What about th hardware would limit us to a 300Hz pitch bender refresh?

image-et-son commented 2 years ago

What I wanted to say is that I could through conventional performance tuning potentially reach 300 Hz update frequency for the bender (when in action).

The fundamental problem is that most of the time is used up by wait cycles, waiting for voltages to raise and drop or waiting for the multiplexer to select. Notably these are the CYCLE_WAIT(2) in potmux_updatePot() (executed as many times as the desired bit depth of the pot during change detection) and the 2 times CYCLE_WAIT(1) in sh_setCV_FastPath() (e.g. 2 cycle waits for each of the 3 voltages of each voice in the 2kHz timed cycle). This is what I mean by hardware limitation because it is not the software (bare computation time). A different architecture would allow for parallel voltage reading and voltage setting, but we need to do everything in series.
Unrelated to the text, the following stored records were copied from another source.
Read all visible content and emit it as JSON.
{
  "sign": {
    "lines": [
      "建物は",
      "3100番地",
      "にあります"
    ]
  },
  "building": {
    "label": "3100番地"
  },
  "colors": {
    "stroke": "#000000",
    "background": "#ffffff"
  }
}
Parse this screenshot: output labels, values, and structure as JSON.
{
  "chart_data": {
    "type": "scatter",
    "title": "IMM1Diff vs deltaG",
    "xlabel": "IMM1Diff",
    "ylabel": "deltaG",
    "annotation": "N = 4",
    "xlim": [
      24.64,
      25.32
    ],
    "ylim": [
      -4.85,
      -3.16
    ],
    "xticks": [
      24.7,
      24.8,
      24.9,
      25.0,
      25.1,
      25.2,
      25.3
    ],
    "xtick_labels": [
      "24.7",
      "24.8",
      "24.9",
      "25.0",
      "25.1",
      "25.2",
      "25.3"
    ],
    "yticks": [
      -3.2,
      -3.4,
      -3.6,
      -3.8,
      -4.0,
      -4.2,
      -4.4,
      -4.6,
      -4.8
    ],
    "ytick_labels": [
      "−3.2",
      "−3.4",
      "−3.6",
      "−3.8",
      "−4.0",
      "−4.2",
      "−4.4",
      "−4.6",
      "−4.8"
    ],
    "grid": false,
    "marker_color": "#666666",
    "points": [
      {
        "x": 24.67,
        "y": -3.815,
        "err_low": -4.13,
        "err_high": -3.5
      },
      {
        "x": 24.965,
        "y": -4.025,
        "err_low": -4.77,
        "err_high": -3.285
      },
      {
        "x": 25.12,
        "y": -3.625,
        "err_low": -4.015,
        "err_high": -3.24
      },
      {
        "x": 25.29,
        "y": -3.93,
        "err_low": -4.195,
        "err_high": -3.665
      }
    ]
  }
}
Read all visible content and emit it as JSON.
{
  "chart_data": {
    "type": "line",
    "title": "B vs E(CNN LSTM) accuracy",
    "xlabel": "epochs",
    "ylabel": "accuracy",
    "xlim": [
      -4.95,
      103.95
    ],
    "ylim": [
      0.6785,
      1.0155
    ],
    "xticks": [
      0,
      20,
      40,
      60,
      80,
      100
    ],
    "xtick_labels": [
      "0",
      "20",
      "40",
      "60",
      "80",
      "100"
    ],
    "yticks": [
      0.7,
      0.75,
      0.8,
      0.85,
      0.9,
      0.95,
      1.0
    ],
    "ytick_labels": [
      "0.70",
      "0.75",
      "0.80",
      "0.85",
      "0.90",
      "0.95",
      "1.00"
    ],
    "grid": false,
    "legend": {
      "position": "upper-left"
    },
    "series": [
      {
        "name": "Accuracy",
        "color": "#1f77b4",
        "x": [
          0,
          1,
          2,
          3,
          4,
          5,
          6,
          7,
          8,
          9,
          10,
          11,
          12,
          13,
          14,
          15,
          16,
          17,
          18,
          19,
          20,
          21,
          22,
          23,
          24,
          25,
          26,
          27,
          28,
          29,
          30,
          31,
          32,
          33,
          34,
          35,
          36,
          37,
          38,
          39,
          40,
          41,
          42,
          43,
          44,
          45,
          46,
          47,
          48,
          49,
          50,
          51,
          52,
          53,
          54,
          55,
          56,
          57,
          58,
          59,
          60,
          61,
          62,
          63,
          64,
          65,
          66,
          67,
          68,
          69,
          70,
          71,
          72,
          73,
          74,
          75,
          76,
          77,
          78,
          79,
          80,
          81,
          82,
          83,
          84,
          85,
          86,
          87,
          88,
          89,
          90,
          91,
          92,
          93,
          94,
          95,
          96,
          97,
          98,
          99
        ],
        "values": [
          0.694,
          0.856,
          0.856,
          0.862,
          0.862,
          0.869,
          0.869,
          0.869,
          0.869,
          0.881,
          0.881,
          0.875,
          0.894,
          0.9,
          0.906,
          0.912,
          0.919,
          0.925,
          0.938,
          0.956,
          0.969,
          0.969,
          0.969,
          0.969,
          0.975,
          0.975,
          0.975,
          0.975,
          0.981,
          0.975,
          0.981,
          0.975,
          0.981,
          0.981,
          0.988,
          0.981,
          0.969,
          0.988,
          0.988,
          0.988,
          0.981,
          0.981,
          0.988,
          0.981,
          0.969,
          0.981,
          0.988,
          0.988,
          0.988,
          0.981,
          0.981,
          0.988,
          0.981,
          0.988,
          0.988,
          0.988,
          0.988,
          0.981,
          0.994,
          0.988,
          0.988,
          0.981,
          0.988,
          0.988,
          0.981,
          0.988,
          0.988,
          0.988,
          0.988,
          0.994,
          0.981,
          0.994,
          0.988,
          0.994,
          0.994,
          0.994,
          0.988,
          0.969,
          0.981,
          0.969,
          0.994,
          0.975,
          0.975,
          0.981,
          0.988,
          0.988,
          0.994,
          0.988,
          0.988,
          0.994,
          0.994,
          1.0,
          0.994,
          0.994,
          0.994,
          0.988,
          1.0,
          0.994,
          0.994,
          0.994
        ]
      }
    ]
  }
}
el-folie commented 2 years ago

Tested. I still do hear tiny frequency steps and digitization noise on the PB wheel. So I guess the PB wheel scanning is approaching the system refresh rate. If anything could be done to smooth this out somehow I don´t know. Maybe by higher resolution?

el-folie commented 2 years ago

Adding an audio file of the tiny steps: alpha13_PBend_steps.zip

el-folie commented 2 years ago

alpha 13.4: We know now that the residue of audible stepping by 1-oct-pitch-bends mainly occurs in unison mode due to simultaneous voice calculation stress on the whole digital system. Solving this might not even be possible due to hardware constraints. Stepping in poly mode is now so tiny due to the optimizations that they are almost negligible. And as the general responsiveness is under constant observation by us and by testing, maybe this discrete issue could be closed too? We know it´ll be a constant companion anyway...

image-et-son commented 2 years ago

OK, I have the feeling that we're reaching a limit. Next steps could be code refactoring in the core functions. But I would like to do this independently from any other changes on the basis of a testes an stable release.